NCAC has joined the American Civil Liberties Union and other organizations committed to defending First Amendment freedoms in filing an amicus brief with the Supreme Court in Elonis v. United States. The case involves a conviction for statements posted on Facebook allegedly violating a federal law that makes it illegal to “transmit[ ] in interstate or foreign commerce any communication containing any threat to kidnap any person or any threat to injure the person of another…” The brief argues that the conviction should be overturned because the jury was not instructed that the defendant could only be convicted if he intended his statements to be threatening. Elonis posted statements, some in the form of rap lyrics, which expressed violent thoughts about his estranged wife, like this one:
there’s one way to love you but a thousand
ways to kill you. I’m not going to rest until
your body is a mess, soaked in blood and dying
from all the little cuts….
It’s nasty stuff, but there’s an important point of law at issue: “to ensure that protected speech is neither punished nor chilled.” Speakers may use “violent and extreme rhetoric… to convey an idea or express displeasure,” as well as to threaten. Although this case involves speech about a personal matter, the law would apply equally to speech on political and social issues that engender passionate disagreement. It is not difficult to imagine a hyperbolic comment to or about public officials or members of disfavored groups becoming the basis for a criminal conviction, when the intent was to express legitimate criticism in the strongest possible language.

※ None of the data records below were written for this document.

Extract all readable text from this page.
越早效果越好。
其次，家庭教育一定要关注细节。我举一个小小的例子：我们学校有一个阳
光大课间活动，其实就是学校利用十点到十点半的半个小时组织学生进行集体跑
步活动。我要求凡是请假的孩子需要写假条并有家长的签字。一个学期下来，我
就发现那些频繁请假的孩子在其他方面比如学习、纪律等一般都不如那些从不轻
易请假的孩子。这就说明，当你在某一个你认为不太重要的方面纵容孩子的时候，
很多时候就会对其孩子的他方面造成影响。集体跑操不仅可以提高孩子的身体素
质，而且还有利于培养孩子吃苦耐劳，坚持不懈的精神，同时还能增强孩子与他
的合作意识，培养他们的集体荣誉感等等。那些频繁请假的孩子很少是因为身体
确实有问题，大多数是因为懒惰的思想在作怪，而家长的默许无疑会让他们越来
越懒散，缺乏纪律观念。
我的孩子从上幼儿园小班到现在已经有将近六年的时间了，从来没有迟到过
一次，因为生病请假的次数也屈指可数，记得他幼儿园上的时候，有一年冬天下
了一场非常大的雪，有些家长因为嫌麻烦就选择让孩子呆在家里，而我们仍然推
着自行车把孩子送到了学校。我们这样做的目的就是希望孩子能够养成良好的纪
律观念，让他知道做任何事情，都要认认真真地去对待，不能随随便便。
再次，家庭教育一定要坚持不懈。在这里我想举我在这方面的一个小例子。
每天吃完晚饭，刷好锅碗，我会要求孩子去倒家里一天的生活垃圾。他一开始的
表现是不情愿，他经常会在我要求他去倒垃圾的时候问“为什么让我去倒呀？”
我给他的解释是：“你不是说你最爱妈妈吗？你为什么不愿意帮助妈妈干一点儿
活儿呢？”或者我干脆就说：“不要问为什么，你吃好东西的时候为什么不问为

These principles are particularly important with regard to online speech, which is “susceptible to multiple interpretations” because it is “often abbreviated, idiosyncratic, decontextualized, and ambiguous.” Whether such statements constitute a threat may be in the eye of the reader, and may depend on familiarity with the style of a particular forum or speaker. The intent requirement provides a crucial check against criminalizing protected speech.
There is no denying that this statement and others posted by Elonis were crude and disturbing. Indeed, a properly charged jury might determine that the online statements, together with other evidence, demonstrate that Elonis did intend to threaten his estranged wife. That remains to be seen. In the meantime, we urge the Court to strike a balance between the understandable impulse to protect individuals and the importance of free speech to the society as a whole, by making it clear that the law punishes only intentional threats, and not reckless speech.
Additional partners in the brief include the Abrams Institute for Freedom of Expression at Yale Law School, the Cato Institute (Cato), and the Center for Democracy and Technology (CDT).